Fig. 1: Principal components analysis (PCA) and t-distributed stochastic neighbor embedding (t-SNE) plots of blood-based DNA methylation data in Down syndrome (DS) and non-DS newborns.
From: The genome-wide impact of trisomy 21 on DNA methylation and its implications for hematopoiesis

PCA and t-SNE plots were generated in R, using “prcomp” and “Rtsne” functions, respectively, using genome-wide DNA methylation data from Illumina Infinium EPICmethylation Beadchip arrays in 196 DS (teal/blue) and 439 non-DS (red) newborns, excluding CpG probes on chromosomes X, Y, and 21. The first three principal components (PC1, PC2, and PC3) explained 33.2%, 10.4%, and 6.9% of the variance, respectively. a Per-sample data for PC1 plotted against PC2. b PC1 versus PC3. DS newborns with high PC1 values also had high proportions of nucleated red blood cells (nRBCs) in deconvolution analyses; this cluster of 34 DS newborns is highlighted by the blue-colored circles in both plots.

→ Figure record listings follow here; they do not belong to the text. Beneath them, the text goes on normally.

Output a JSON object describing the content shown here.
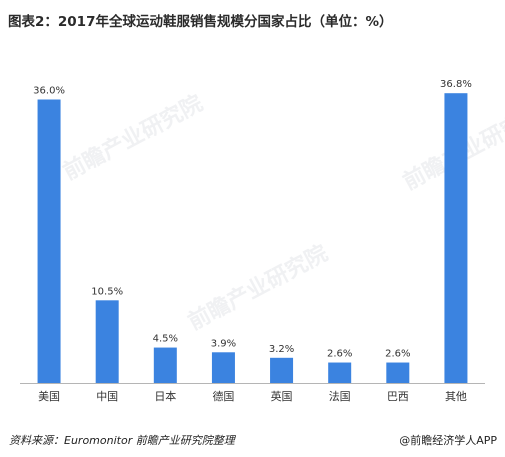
{
  "title": "图表2：2017年全球运动鞋服销售规模分国家占比（单位：%）",
  "watermark": "前瞻产业研究院",
  "footer": {
    "source": "资料来源：Euromonitor  前瞻产业研究院整理",
    "brand": "@前瞻经济学人APP"
  },
  "colors": {
    "bar": "#3b83e0",
    "axis": "#b5b5b5"
  },
  "chart_data": {
    "type": "bar",
    "categories": [
      "美国",
      "中国",
      "日本",
      "德国",
      "英国",
      "法国",
      "巴西",
      "其他"
    ],
    "values": [
      36.0,
      10.5,
      4.5,
      3.9,
      3.2,
      2.6,
      2.6,
      36.8
    ],
    "value_labels": [
      "36.0%",
      "10.5%",
      "4.5%",
      "3.9%",
      "3.2%",
      "2.6%",
      "2.6%",
      "36.8%"
    ],
    "ylim": [
      0,
      40
    ],
    "grid": false,
    "legend": "none"
  }
}
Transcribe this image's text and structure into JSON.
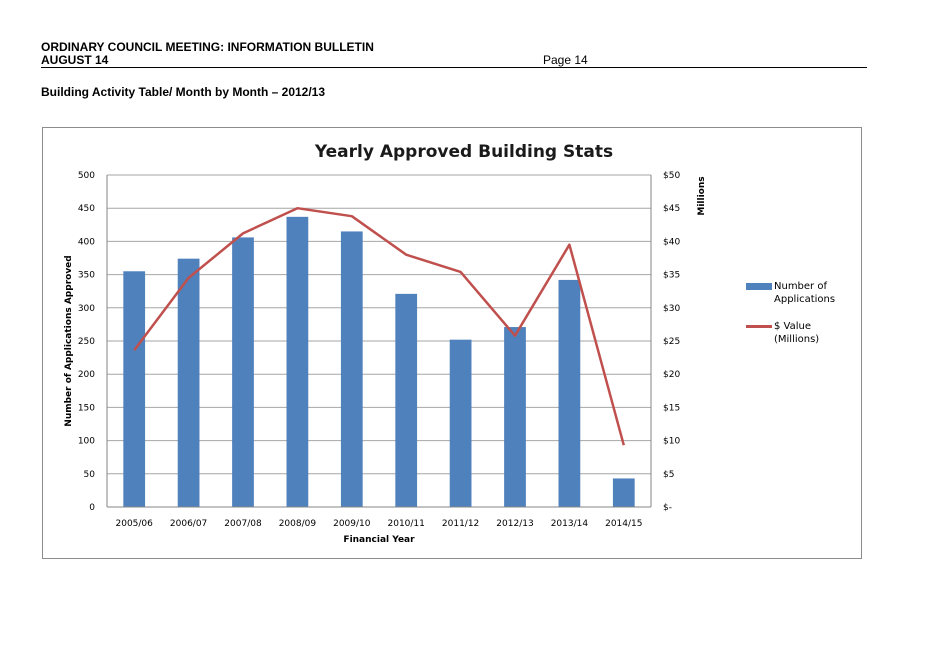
{
  "header": {
    "line1": "ORDINARY COUNCIL MEETING: INFORMATION BULLETIN",
    "line2": "AUGUST 14",
    "page": "Page 14"
  },
  "subtitle": "Building Activity Table/ Month by Month – 2012/13",
  "colors": {
    "bars": "#4f81bd",
    "line": "#c0504d",
    "grid": "#a6a6a6"
  },
  "chart_data": {
    "type": "bar",
    "title": "Yearly Approved Building Stats",
    "xlabel": "Financial Year",
    "ylabel": "Number of Applications Approved",
    "y2label": "Millions",
    "categories": [
      "2005/06",
      "2006/07",
      "2007/08",
      "2008/09",
      "2009/10",
      "2010/11",
      "2011/12",
      "2012/13",
      "2013/14",
      "2014/15"
    ],
    "ylim": [
      0,
      500
    ],
    "yticks": [
      "0",
      "50",
      "100",
      "150",
      "200",
      "250",
      "300",
      "350",
      "400",
      "450",
      "500"
    ],
    "y2lim": [
      0,
      50
    ],
    "y2ticks": [
      "$-",
      "$5",
      "$10",
      "$15",
      "$20",
      "$25",
      "$30",
      "$35",
      "$40",
      "$45",
      "$50"
    ],
    "grid": true,
    "legend_position": "right",
    "series": [
      {
        "name": "Number of Applications",
        "type": "bar",
        "axis": "left",
        "values": [
          355,
          374,
          406,
          437,
          415,
          321,
          252,
          271,
          342,
          43
        ]
      },
      {
        "name": "$ Value (Millions)",
        "type": "line",
        "axis": "right",
        "values": [
          23.6,
          34.5,
          41.2,
          45.0,
          43.8,
          38.0,
          35.4,
          25.8,
          39.5,
          9.3
        ]
      }
    ]
  }
}
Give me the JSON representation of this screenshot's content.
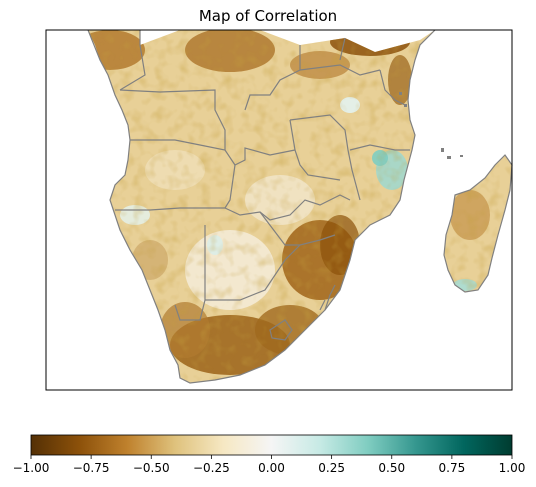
{
  "title": "Map of Correlation",
  "colorbar": {
    "colormap": "BrBG",
    "vmin": -1.0,
    "vmax": 1.0,
    "ticks": [
      -1.0,
      -0.75,
      -0.5,
      -0.25,
      0.0,
      0.25,
      0.5,
      0.75,
      1.0
    ],
    "tick_labels": [
      "−1.00",
      "−0.75",
      "−0.50",
      "−0.25",
      "0.00",
      "0.25",
      "0.50",
      "0.75",
      "1.00"
    ],
    "stops": [
      "#543005",
      "#8c510a",
      "#bf812d",
      "#dfc27d",
      "#f6e8c3",
      "#f5f5f5",
      "#c7eae5",
      "#80cdc1",
      "#35978f",
      "#01665e",
      "#003c30"
    ]
  },
  "map": {
    "region": "Southern Africa",
    "land_color_base": "#e6cc8f",
    "border_color": "#808080",
    "ocean_color": "#ffffff"
  }
}
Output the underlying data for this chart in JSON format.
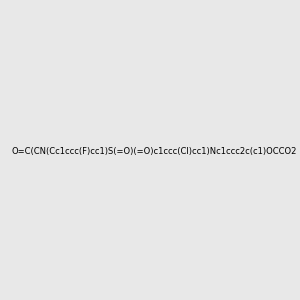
{
  "smiles": "O=C(CN(Cc1ccc(F)cc1)S(=O)(=O)c1ccc(Cl)cc1)Nc1ccc2c(c1)OCCO2",
  "img_size": [
    300,
    300
  ],
  "background_color": "#e8e8e8",
  "atom_colors": {
    "F": "#ff00ff",
    "Cl": "#00cc00",
    "N": "#0000ff",
    "O": "#ff0000",
    "S": "#cccc00"
  }
}
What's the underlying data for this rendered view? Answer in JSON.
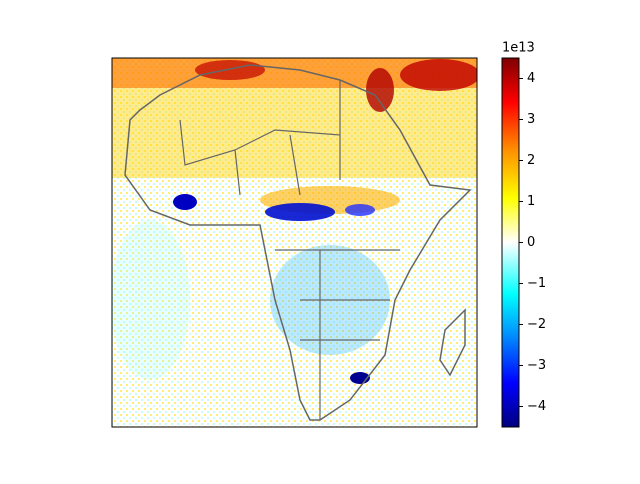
{
  "map": {
    "colorbar": {
      "offset_label": "1e13",
      "lim": [
        -4.5,
        4.5
      ],
      "ticks": [
        {
          "value": -4,
          "label": "−4"
        },
        {
          "value": -3,
          "label": "−3"
        },
        {
          "value": -2,
          "label": "−2"
        },
        {
          "value": -1,
          "label": "−1"
        },
        0,
        1,
        2,
        3,
        4
      ]
    }
  }
}
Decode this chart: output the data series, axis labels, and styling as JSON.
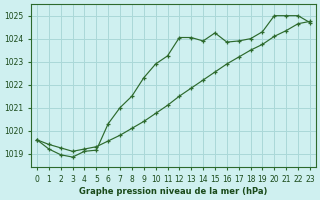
{
  "line1_x": [
    0,
    1,
    2,
    3,
    4,
    5,
    6,
    7,
    8,
    9,
    10,
    11,
    12,
    13,
    14,
    15,
    16,
    17,
    18,
    19,
    20,
    21,
    22,
    23
  ],
  "line1_y": [
    1019.6,
    1019.2,
    1018.95,
    1018.85,
    1019.1,
    1019.15,
    1020.3,
    1021.0,
    1021.5,
    1022.3,
    1022.9,
    1023.25,
    1024.05,
    1024.05,
    1023.9,
    1024.25,
    1023.85,
    1023.9,
    1024.0,
    1024.3,
    1025.0,
    1025.0,
    1025.0,
    1024.7
  ],
  "line2_x": [
    0,
    1,
    2,
    3,
    4,
    5,
    6,
    7,
    8,
    9,
    10,
    11,
    12,
    13,
    14,
    15,
    16,
    17,
    18,
    19,
    20,
    21,
    22,
    23
  ],
  "line2_y": [
    1019.6,
    1019.4,
    1019.25,
    1019.1,
    1019.2,
    1019.3,
    1019.55,
    1019.8,
    1020.1,
    1020.4,
    1020.75,
    1021.1,
    1021.5,
    1021.85,
    1022.2,
    1022.55,
    1022.9,
    1023.2,
    1023.5,
    1023.75,
    1024.1,
    1024.35,
    1024.65,
    1024.75
  ],
  "line_color": "#2d6a2d",
  "bg_color": "#cff0f0",
  "grid_color": "#aad8d8",
  "xlabel": "Graphe pression niveau de la mer (hPa)",
  "xlabel_color": "#1a4a1a",
  "ylabel_ticks": [
    1019,
    1020,
    1021,
    1022,
    1023,
    1024,
    1025
  ],
  "xticks": [
    0,
    1,
    2,
    3,
    4,
    5,
    6,
    7,
    8,
    9,
    10,
    11,
    12,
    13,
    14,
    15,
    16,
    17,
    18,
    19,
    20,
    21,
    22,
    23
  ],
  "ylim": [
    1018.4,
    1025.5
  ],
  "xlim": [
    -0.5,
    23.5
  ]
}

PC3 appears to be related to trisomy 21 status. c First and second t-SNE dimensions for DS (teal/blue) and non-DS (red) newborns. The cluster of 34 DS newborns with high nRBC proportions is highlighted by the blue-colored circles. Two DS newborns clustered with non-DS newborns in the PCA and t-SNE plots, and these were subsequently found to be likely mosaic for trisomy 21 (see Supplementary Fig. 2).